Newpoli is a group of skilled musicians who specialize in southern Italian folk music, primarily from the regions of Campania and Puglia. Their music crosses through time culture and musical styles. The South of Italy has a multicolored past with influences from northern Africa, the Middle East and ancient Greece. These influences can still be heard in the traditional melodies and rhythms of the pizzica, tarantella and other musical genres of the South.
The group was founded in 2003 by directors Carmen Marsico, Angela Rossi and Björn Wennås. Newpoli is an eight-piece ensemble that has performed throughout the United States. In 2008 Newpoli made its European debut at Diacetum Festival in Tuscany, Italy.
Newpoli released its self-titled debut album Newpoli in 2008. In 2012 the band issued Musica di Natale, a recording of traditional Italian Christmas music. Its third album Tempo Antico came out in 2013. Nun te vutà came out in 2015.
Carmen Marsico – lead vocals Angela Rossi – lead vocals Björn Wennås – chitarra battente, mandola & classical guitar Fabio Pirozzolo – tamburello & vocals Jussi Reijonen – oud, mandola & classical guitar Daniel Meyers – zampogna, ciaramella & recorders Karen Burciaga – violin Jeff McAuliffe – bass
Newpoli is one of the few American acts performing music based on Italian tradition. In this case, Newpoli specializes in music from southern Italy, creating a fascinating ardent sound that mixes traditional folk music with contemporary arrangements and new compositions. Nun te Vutà (Don’t Look Back) is the group’s latest recording, dedicated to migration.
Southern Italy has some of the poorest regions in the country so for the past two centuries, southern Italians migrated to northern Italy and overseas to the United States, Argentina and Australia. As the Italian economy improved in the 20th century, migration decreased. But the economic crash of 2008 has led to a new wave of migration.
“In the last couple of years we’ve seen so many more young people emigrate from the south of Europe,” says Newpoli’s guitarist and mandola player, Björn Wennås. “They’re highly educated, and very skilled but there are no jobs for them at home. They want to work, to have a chance.”
Vocalist Carmen Marsico adds: “The verses on “Nun te Vutà” lay out their situation. It’s a very sympathetic song, and of course there’s sadness, but in the chorus there’s more energy, happiness – that sense of hope for the life ahead.”
Nun te Vutà’s six traditional songs include one from Apuglia and six from Basilicata (also known as Lucania), where Marsico comes from. “The music is so rich there, yet not well known” Marsico explains. “It’s really inspiring, and there are things unique to Basilicata, like the stop-and-go between the rhythm and voices in some pieces that exists in, for example, Stigliano, and the way the voices drop suddenly at the end of a line.”
Southern Italy has been a crossroads area for centuries so the music reflects those influences, coming from the eastern and southern Mediterranean.
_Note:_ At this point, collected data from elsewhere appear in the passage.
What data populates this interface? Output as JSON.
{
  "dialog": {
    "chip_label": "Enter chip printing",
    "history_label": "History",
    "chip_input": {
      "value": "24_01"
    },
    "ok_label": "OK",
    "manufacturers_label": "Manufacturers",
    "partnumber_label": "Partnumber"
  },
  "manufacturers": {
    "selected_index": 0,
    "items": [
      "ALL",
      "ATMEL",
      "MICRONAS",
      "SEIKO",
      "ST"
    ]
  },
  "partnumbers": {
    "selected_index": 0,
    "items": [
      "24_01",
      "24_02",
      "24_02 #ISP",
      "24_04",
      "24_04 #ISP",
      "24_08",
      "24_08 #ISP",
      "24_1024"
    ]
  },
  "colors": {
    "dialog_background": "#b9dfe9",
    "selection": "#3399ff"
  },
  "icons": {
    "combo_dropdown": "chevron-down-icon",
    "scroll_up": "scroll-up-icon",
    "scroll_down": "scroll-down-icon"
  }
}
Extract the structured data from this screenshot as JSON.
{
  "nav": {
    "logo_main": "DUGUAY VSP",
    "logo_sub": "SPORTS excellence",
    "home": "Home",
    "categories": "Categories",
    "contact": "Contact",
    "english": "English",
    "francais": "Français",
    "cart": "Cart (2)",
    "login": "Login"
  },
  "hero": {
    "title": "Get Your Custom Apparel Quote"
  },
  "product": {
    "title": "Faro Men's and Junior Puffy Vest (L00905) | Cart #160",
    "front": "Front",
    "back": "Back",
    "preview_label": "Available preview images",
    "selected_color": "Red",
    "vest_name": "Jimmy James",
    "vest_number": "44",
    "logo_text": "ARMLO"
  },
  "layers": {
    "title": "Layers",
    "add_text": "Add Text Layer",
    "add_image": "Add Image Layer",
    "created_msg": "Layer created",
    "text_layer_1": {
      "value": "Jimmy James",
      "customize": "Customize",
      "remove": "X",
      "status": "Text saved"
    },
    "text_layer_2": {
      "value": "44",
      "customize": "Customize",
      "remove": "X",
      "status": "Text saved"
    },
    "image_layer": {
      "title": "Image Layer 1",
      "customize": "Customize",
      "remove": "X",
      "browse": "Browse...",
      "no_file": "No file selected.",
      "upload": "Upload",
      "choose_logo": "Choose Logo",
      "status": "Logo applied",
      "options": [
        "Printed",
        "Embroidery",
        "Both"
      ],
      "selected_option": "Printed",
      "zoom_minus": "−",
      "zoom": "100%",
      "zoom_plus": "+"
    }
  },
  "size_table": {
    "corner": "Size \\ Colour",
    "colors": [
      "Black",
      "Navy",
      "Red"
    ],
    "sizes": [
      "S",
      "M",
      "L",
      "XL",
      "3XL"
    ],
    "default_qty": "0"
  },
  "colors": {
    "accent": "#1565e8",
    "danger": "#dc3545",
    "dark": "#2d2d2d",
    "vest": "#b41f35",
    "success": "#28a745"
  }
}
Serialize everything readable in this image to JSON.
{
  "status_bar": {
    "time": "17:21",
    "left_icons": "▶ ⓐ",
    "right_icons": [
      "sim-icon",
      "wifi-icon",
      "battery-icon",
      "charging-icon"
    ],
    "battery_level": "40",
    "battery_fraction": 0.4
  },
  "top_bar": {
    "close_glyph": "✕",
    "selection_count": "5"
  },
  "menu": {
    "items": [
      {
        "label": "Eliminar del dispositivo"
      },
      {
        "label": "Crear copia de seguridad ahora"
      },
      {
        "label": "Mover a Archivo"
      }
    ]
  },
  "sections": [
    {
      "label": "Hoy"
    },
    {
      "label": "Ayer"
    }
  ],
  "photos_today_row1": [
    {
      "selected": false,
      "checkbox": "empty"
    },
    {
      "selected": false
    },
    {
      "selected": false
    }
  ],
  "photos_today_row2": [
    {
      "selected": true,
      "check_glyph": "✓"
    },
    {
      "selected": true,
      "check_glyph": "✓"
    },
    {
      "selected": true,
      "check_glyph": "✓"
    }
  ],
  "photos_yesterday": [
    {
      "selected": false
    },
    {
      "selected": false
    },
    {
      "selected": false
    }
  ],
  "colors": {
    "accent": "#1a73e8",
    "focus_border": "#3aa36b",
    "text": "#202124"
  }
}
There are Greek and Turkish influences in some of the pieces. In addition to traditional Italian instruments like chitarra battente, mandola, tamburello and zampogna, Newpoli adds Turkish dumbek and Arabic oud.
The lineup on Nun te Vutà includes Angela Rossion on lead vocals and castanets; Carmen Marsico on lead vocals and castanets; Björn Wennås on chitarra battente, classical guitar, mandola, background vocals, and tamburello; Roberto Cassan on accordion and tamburo a cornice; Fabio Pirozzolo on tamburello, tamburo a cornice, dumbek, lead and background vocals; Daniel Meyers on recorders, ocarina, ciaramella, cupa cupa, and zampogna, dumbek, castagnette, background vocals, and tamburello; Karen Burciaga on violin, lira, Renaissance guitar; and Sean Farias on electric and acoustic bass.
Guests featured include Jussi Reijonen on oud; Beth Bahia Cohen on violin; and Pasquale Iocola on background vocals.
Nun te Vutà showcases the impassioned vocals, stirring melodies and trance-like rhythms of the ecstatic traditions from southern Italy.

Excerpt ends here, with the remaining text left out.